I think it was $5.15/hr when I started working, and went up to $5.85… I thought that was a great raise!
When I started working, minimum wage was $1.30 an hour.
I guess I must be older than dirt.
If you’re making $9/hour that’s not really ‘salaried’.
If I get the job I applied for today, I’ll be salaried.
My first job was Dominos Insider. $6.25/hour.
“Thank you for calling Dominos this is Asmonet, may I take your order?”
My manager used to give me shit, and I used to give it right back. “Can I take your order?” is not polite. It’s “May I” bitch.
My very first job was during my high school years and it was working as a busboy in a Marie Callender’s restaurant and I think it was $4.75 an hour.
My first salaried job was the United States military and it has been that for the last 20+ years. And it’s the only salaried job I’ve ever had.
My first salaried position was as a Human Resources Specialist. I remember how strange and liberating it was at first, to think that I could count on that paycheck all the time.
My first salaried position was as an Office Manager. I think I made $18,000.00/year.
@augustlan – my first true salaried job was just above yours – $19,500. I thought I was it, because I was an office manager. Woo! I thought I was making some serious money. Then I paid rent, bills and groceries. I got a night job bartending.
@Darwin – no way. My mother is 66. Not willingly, but she is. When my sister was teasing her about being old, she declared 99 was old in her mind. She also explained that turning 66 annoyed her, because it moved her into another age bracket on a website she’s started to take an interest in.
Scooper at Haagen Dazs in the mall food court. Grand Avenue was new-ish and sparkling then. Banana Republic sold actual safari wear. $4.00 an hour. I was 15.
Salaried? Receptionist for a multimedia corporation after college. Let’s just say I wasn’t allowed to mention the movie Citizen Kane if certain owners were in the building. I don’t know how I kept myself housed, clothed and fed on such a crap salary, but I did.
I was a busser at a shitty Greek restaurant summer after freshman year in high school. Luckily I had a few friends who also worked there. Back then I made minimum wage, which I think was like $6.75 in CA.
I’ve pretty much stayed in the restaurant industry, risen in the ranks a bit, and the pay.
Cashier for a bookie. Great fun, what with the managments decision to get rid of the security screens, gangs of youths steaming the place, endless con artists who thought they were smarter than us and getting shot at by incompetent robbers. Now that was an education.
First paying job was at a small gift shop that sold crap to tourists, $5.00 per hour.

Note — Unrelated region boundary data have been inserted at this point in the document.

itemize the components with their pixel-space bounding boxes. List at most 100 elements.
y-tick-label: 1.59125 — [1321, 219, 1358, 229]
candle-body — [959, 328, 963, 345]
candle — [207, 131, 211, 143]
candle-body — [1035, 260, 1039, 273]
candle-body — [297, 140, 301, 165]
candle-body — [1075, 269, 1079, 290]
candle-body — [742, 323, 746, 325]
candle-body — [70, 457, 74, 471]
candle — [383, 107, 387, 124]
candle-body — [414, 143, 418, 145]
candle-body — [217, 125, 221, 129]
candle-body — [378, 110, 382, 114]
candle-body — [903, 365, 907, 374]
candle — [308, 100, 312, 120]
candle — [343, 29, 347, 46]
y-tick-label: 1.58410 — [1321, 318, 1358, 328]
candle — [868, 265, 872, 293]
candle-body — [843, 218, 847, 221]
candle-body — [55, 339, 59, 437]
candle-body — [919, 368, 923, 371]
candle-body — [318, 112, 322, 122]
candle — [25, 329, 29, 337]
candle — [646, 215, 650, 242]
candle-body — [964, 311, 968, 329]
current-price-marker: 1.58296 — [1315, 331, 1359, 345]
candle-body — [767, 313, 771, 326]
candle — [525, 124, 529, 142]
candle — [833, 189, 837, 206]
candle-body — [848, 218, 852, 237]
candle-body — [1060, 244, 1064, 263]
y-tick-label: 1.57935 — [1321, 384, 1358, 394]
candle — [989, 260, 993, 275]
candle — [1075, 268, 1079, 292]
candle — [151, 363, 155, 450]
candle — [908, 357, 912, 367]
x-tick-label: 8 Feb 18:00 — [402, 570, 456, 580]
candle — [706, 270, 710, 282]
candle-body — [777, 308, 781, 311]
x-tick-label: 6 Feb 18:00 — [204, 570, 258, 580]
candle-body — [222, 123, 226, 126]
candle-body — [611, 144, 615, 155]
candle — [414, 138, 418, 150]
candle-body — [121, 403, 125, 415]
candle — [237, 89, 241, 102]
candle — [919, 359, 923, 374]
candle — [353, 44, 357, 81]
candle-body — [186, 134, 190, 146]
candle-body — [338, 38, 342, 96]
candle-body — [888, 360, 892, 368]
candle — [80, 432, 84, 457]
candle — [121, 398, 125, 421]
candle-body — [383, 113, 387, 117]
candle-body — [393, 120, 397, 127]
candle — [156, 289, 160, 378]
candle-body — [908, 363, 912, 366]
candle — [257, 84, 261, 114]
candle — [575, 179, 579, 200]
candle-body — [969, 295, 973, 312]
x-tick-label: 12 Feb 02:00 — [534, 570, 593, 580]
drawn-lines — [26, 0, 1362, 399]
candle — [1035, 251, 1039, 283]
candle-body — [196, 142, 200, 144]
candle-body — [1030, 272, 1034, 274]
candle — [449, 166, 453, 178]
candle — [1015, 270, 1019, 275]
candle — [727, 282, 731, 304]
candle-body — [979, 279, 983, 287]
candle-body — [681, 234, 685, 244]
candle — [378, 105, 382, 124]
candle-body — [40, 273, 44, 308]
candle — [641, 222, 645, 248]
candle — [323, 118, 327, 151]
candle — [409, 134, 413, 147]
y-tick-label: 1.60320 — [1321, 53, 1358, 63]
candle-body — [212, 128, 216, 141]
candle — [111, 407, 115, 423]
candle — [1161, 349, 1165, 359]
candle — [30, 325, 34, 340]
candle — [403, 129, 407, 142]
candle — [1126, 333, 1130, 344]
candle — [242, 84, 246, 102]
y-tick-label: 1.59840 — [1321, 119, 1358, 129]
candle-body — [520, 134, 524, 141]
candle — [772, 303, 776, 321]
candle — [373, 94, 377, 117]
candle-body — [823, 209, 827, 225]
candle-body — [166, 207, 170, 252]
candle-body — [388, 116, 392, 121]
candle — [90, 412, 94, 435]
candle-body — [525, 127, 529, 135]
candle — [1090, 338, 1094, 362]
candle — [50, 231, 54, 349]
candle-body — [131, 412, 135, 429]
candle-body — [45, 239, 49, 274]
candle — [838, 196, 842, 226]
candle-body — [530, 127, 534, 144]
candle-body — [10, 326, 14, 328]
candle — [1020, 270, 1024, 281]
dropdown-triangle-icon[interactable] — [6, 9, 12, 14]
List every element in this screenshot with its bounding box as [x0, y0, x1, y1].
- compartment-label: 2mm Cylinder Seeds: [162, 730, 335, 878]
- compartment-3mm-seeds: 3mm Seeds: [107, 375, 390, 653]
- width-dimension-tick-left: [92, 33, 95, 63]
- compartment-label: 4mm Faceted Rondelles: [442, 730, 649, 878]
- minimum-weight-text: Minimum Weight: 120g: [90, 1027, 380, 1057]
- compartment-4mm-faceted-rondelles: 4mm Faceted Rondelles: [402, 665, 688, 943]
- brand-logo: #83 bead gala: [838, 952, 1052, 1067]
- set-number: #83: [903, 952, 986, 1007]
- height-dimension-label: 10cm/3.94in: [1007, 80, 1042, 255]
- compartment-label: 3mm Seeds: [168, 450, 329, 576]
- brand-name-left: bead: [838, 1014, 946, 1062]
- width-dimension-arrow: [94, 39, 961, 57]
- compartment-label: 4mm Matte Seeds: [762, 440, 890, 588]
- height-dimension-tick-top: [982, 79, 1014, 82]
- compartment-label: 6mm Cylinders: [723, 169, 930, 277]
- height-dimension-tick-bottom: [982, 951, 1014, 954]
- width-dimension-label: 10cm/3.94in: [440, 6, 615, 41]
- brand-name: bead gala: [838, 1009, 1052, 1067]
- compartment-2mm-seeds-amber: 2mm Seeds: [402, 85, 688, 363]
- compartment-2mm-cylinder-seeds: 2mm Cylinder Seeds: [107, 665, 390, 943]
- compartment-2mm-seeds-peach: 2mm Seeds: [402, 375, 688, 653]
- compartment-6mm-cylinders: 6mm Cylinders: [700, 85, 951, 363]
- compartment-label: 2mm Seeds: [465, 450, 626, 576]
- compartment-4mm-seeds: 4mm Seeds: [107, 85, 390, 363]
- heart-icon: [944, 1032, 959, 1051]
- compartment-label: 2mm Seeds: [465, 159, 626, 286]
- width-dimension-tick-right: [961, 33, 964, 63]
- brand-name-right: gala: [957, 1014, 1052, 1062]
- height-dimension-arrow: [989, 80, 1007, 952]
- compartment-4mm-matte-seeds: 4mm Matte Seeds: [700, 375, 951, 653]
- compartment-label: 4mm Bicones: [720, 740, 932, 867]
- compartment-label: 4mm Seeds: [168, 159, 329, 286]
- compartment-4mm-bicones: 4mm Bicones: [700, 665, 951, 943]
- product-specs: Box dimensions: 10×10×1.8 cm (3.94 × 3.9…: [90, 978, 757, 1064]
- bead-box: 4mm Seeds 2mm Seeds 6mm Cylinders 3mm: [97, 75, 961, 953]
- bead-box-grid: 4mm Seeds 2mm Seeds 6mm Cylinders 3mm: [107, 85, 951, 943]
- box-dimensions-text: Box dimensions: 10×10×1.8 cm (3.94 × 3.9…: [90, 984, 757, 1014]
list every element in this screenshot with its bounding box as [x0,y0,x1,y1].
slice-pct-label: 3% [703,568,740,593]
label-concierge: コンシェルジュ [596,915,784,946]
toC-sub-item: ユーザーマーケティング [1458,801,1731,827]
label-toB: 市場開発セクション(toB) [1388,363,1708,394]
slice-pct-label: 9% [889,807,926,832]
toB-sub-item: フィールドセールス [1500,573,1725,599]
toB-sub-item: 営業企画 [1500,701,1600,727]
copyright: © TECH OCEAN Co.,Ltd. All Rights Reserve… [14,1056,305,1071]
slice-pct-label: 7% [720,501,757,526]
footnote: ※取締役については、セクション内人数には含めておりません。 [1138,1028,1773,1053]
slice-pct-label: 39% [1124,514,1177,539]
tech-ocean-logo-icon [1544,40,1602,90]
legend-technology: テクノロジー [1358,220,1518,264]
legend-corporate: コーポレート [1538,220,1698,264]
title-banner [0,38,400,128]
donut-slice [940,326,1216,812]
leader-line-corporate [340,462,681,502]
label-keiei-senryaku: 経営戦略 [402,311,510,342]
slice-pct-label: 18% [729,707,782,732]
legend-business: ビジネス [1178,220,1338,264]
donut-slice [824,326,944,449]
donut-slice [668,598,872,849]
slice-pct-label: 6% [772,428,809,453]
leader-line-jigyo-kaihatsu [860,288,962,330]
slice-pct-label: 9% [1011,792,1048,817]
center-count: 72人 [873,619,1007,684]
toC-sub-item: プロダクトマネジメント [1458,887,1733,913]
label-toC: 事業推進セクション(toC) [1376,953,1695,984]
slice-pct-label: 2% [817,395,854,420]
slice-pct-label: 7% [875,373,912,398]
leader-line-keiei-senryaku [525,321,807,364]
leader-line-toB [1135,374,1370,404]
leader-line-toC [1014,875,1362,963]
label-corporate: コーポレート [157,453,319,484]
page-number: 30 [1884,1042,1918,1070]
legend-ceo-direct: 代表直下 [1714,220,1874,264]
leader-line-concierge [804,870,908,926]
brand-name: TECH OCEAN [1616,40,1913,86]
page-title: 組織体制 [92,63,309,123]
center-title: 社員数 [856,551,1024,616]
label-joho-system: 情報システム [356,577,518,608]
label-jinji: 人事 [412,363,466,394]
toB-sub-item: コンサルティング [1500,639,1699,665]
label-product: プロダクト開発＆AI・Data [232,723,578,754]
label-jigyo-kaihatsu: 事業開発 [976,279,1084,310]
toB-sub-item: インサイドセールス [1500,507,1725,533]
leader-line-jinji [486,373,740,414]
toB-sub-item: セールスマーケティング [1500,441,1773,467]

First salaried job was as a lifeguard. I was actually a shift supervisor so I was required to work X amount of shifts a week and got a fixed paycheck. That was a sweet job at such a young age. There were so many cute boys at the pool!
My first salaried job was doing video editing/compilation for an advertising research firm in Manhattan. I think I got $8/hour to start, luckily they bumped me up to about $14/hour within the first year.
First job, though, was busing table for $2.50/hour plus tips and free steak dinner. I was also cleaning movie theaters for $5/hour plus free movies that summer.
My first paying job was a paper route when I was about 11 years old. I made about $30 a month and felt like I was sitting in butter. My first salaried job was working in dental office three and half days a week for $900 a month.
I was the guy who made your duplicate keys in Sears.
Other than babysitting and paper routes, it was a summer job in a king crab processing plant in Alaska.
Busgirl. $2.25 per hour plus tips. 1976.